Deep neural networks are known to be susceptible to adversarial attacks. In this work, we focus on improving adversarial robustness in the challenging zero-shot image classification setting. To address this issue, we propose LAAT, a novel Language-driven, Anchor-based Adversarial Training strategy. LAAT utilizes a text encoder to generate fixed anchors (normalized feature embeddings) for each category and then uses these anchors for adversarial training.
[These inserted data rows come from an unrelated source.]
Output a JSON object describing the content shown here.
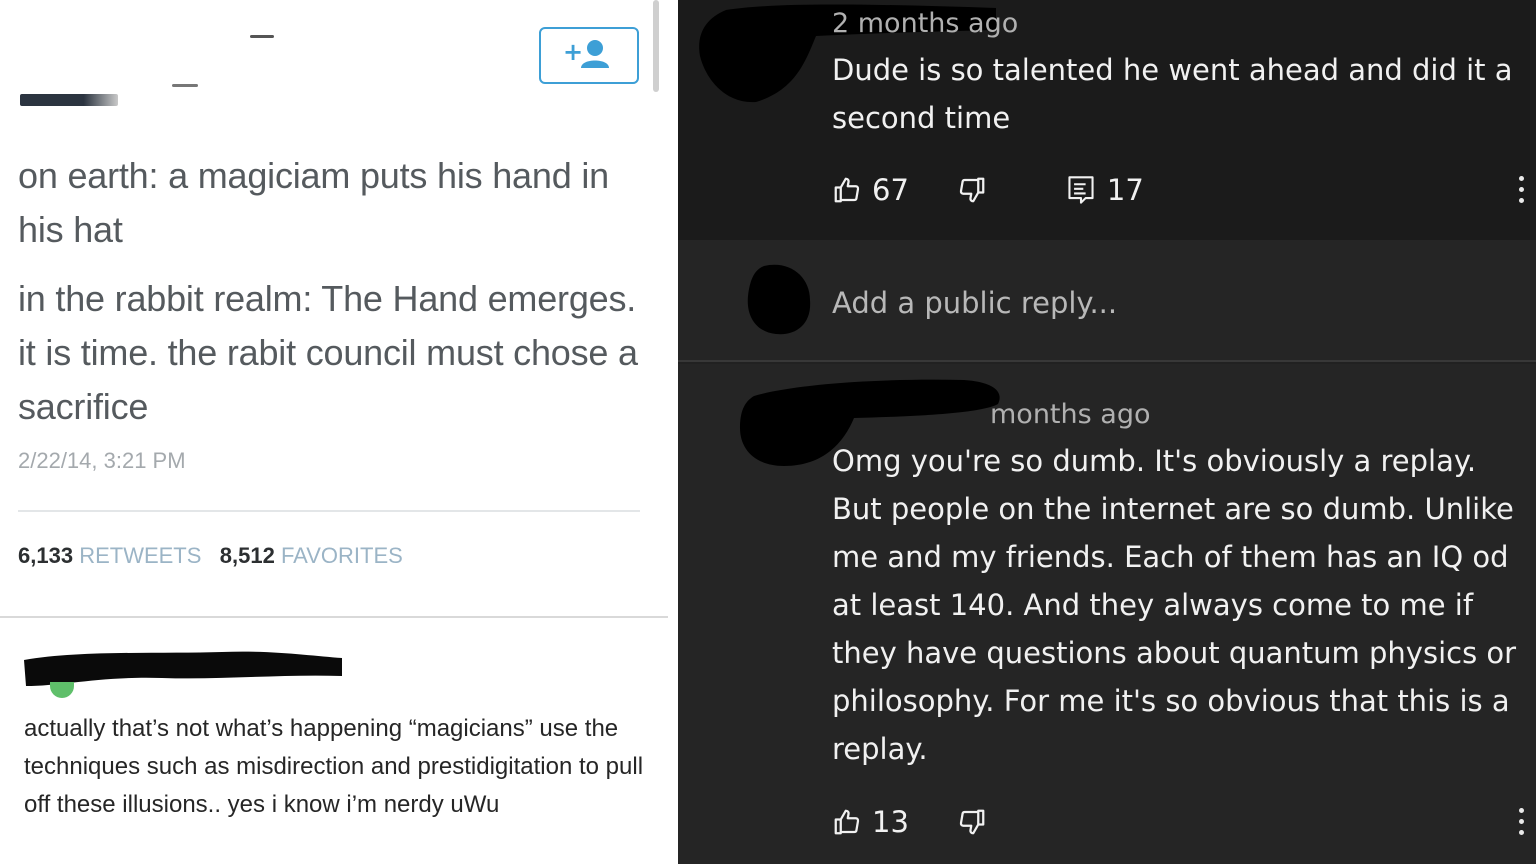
{
  "tweet": {
    "paragraph_1": "on earth: a magiciam puts his hand in his hat",
    "paragraph_2": "in the rabbit realm: The Hand emerges. it is time. the rabit council must chose a sacrifice",
    "timestamp": "2/22/14, 3:21 PM",
    "retweets_count": "6,133",
    "retweets_label": "RETWEETS",
    "favorites_count": "8,512",
    "favorites_label": "FAVORITES",
    "follow_icon": "add-user-icon",
    "colors": {
      "text": "#555a5e",
      "accent": "#3d9fd6",
      "stat_label": "#9bb4c6"
    }
  },
  "tumblr_reply": {
    "text": "actually that’s not what’s happening “magicians” use the techniques such as misdirection and prestidigitation to pull off these illusions.. yes i know i’m nerdy uWu"
  },
  "youtube": {
    "comment_1": {
      "time": "2 months ago",
      "text": "Dude is so talented he went ahead and did it a second time",
      "likes": "67",
      "replies": "17"
    },
    "reply_box": {
      "placeholder": "Add a public reply..."
    },
    "comment_2": {
      "time": "months ago",
      "text": "Omg you're so dumb. It's obviously a replay. But people on the internet are so dumb. Unlike me and my friends. Each of them has an IQ od at least 140. And they always come to me if they have questions about quantum physics or philosophy. For me it's so obvious that this is a replay.",
      "likes": "13"
    },
    "icons": [
      "thumb-up-icon",
      "thumb-down-icon",
      "reply-icon",
      "more-vert-icon"
    ],
    "colors": {
      "background": "#212121",
      "text": "#f1f1f1",
      "meta": "#b0b0b0"
    }
  }
}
By leveraging the semantic consistency of the text encoders, LAAT can enhance the adversarial robustness of the image model on novel categories without additional examples. We identify the large cosine similarity problem of recent text encoders and design several effective techniques to address it. The experimental results demonstrate that LAAT significantly improves zero-shot adversarial performance, outperforming previous state-of-the-art adversarially robust one-shot methods. Moreover, our method produces substantial zero-shot adversarial robustness when models are trained on large datasets such as ImageNet-1K and applied to several downstream datasets.
翻译:基于语言驱动的零样本对抗鲁棒性Anchors
翻译后的摘要:
深度神经网络容易受到对抗性攻击。在这项工作中,我们主要关注如何在具有挑战性的零样本图像分类情况下提高对抗鲁棒性。为了解决这个问题,我们提出了LAAT,这是一种基于语言、锚点的对抗训练策略。LAAT利用文本编码器为每个类别生成固定的锚点(规范化特征嵌入),然后使用这些锚点进行对抗训练。通过利用文本编码器的语义一致性,LAAT可以提高图像模型在新类别上的对抗鲁棒性,而不需要额外的样本。我们发现最近文本编码器的余弦相似度问题很大,并设计了几种有效的技术来解决它。实验结果表明,LAAT显著提高了零样本对抗性能,优于先前最先进的对抗鲁棒单次方法。此外,我们的方法在训练大规模数据集(如ImageNet-1K)并应用于多个下游数据集时,产生了实质性的零样本对抗鲁棒性。